Sangat disayangkan sekali langkah pemerintah dalam pengimplementasian kurikulum
2013 dirasa terlihat buru-buru. Koordinasi antara kemendigbud sebelumnya dengan
sesudahnya (baca: M.Nuh dan Anis Baswedan)
terlihat kurang sehingga dalam
penerapan kurikulum 2013 ini masih kocar-kacir
.
Kurikulum 2013
yang mengunggulkan scientific approachnya
yang meliputi mengamati, menanya, menalar mencoba, dan membuat jejaring
termasuk dalam kategori kegiatan pembelajaran ilmiah. Namun, pendekatan
tersebut pada kurikulum sebelumnya yaitu kurikulum 2006 (KTSP) sebenarnya sudah ada dan termaktub secara tersirat
dalam kegiatan Eksplorasi, elaborasi dan konfirmasi atau sering disebut EEK.
Kegiatan EEK sendiri sebenarnya juga menerapkan Student Center Learning yaitu pembelajaran yang menekankan pada
aktivitas siswa dalam artian siswa sebagai pusat pembelajaran. Kesalahan
paradigma sebagain masyarakat yang menganggap bahwa kurikulum 2006 atau KTSP
merupakan kurikulum yang monton tentu perlu diluruskan, semua itu tergantung
bagaimana peran guru dalam meningkatkan kreatifitasnya dalam mengelola
pembelajaran. Jadi menurut hemat penulis, kurikulum 2006 bukanlah acuan atas
kemonotonan pendidikan yang selama ini dipandang oleh sebagian masyarakat,
namun bagaimana tingkat kreatifitas guru dalam pembelajaran yang mencakup
pemilihat strategi pembelajaran, metode ataupun teknik pembelajaran merupakan
kunci atas kemonotonan tersebut.
Kurikulum 2006
atau KTSP bukanlah kurikulum yang gagal .kenapa dikatakan bukan kurikulum yang
gagal? pada dasarnya suatu kurikulum baru hadir sebagai penyempurnaan dari kurikulum-kurikulum
sebelumnya. Kurikulum 2013 hadir sebagai penyempurna kurikulum 2004 dan
kurikulum 2006. Karena kedua kurikulum tersebut sudah masuk kedalam kurikulum
Otonom, dimana kurikulum tersebut dikembangankan oleh tingkat satuan daerah.

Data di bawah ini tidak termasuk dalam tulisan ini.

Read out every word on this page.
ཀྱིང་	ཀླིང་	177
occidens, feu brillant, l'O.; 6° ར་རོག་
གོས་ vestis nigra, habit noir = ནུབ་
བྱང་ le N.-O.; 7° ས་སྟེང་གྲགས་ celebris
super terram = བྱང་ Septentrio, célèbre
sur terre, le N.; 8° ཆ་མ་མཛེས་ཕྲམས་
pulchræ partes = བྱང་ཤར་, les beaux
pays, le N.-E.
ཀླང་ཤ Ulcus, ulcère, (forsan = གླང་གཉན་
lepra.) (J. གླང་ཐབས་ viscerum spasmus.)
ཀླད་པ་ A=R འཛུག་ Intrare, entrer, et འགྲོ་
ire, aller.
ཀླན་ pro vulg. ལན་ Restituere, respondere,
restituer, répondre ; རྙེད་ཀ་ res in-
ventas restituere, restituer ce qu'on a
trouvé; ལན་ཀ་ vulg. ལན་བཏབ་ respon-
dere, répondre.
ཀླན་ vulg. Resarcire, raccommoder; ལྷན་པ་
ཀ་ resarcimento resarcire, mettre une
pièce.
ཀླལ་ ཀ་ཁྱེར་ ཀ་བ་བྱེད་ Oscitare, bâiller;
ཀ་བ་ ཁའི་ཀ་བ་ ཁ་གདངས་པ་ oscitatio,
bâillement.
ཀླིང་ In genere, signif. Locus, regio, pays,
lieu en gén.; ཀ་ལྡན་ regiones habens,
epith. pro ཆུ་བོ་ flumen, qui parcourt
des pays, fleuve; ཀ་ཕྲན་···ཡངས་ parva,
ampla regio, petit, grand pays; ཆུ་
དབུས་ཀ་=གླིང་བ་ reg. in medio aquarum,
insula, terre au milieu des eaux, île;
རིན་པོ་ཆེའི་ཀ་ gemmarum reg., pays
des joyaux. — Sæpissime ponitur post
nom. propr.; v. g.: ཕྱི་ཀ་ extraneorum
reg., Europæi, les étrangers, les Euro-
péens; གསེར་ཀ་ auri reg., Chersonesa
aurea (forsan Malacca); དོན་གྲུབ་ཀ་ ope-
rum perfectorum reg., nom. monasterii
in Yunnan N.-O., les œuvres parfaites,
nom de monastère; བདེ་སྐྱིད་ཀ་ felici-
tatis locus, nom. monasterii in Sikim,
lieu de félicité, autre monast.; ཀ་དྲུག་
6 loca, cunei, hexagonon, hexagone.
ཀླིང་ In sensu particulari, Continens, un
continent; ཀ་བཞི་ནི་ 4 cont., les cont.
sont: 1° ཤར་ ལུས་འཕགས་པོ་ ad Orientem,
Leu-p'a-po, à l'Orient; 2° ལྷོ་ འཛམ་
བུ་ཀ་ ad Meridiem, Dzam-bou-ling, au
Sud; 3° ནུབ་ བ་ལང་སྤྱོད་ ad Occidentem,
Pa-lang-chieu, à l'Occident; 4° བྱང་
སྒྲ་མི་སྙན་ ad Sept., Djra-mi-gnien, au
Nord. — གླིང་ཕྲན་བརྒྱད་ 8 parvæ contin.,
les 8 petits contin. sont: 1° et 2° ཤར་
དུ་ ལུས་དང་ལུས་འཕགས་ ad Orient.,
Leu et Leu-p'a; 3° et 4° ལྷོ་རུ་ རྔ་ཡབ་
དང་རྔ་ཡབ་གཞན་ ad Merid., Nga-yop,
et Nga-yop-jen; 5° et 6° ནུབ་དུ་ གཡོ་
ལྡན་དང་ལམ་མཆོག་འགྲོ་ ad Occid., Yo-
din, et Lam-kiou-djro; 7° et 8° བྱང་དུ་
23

Penyempurnaan yang dimaksud disini adalah, sebagai wujud bahwa kurikulum
sebelumnya bukanlah kurikulum yang gagal, tetapi perlu penyempurnaa. Meskipun pada
nantinya timbul pro dan kontra antar sebagian pengamat pendidikan.
Disini penulis
bukanlah mendukung kurikulum 2006, namun penulis hanya meluruskan paradigma
masyarakat yang menurut penulis paradigma mereka salah. Kurikulum 2013 tentu
juga tidak bisa dikatakan gagal, karena kesalahana yang menitik beratkan
implementasi kurikulum 2013 adalah tergesa-gesanya dinas pendidikan untuk memaksa
alias mencekoki setiap sekolah untuk menerapkan kurikulum 2013 tanpa adanya
sosialisasi yang lebih. Sehingga terlihat banyak sekolah yang belum siap dalam
menerima kurikulum baru.
Pendidikan
bukanlah ajang percobaan bukan? Sekolah tidak bisa menjadi kambing hitam atas
kegagalan kurikulum. Kalau kita mengamati perkembangan pendidikan di Indonesia
dari tahun ketahun, pemerintah seperti menjadikan pendidikan sebagai ajang
percobaan, misal untuk masalah Ujian Nasional banyak paket, Ujian Nasional
berbasis komputer, implementasi kurikulum 2013 dan masih banyak lagi. Disitulah
yang perlu dipertanyakan atas kesiapan pemerintah dalam melakukan
kebijakan-kebijakan baru seperti kurikulum baru . Sudah banggakah kita dengan
pendidikan di Indonesia dengan multi kurikulumnya saat ini?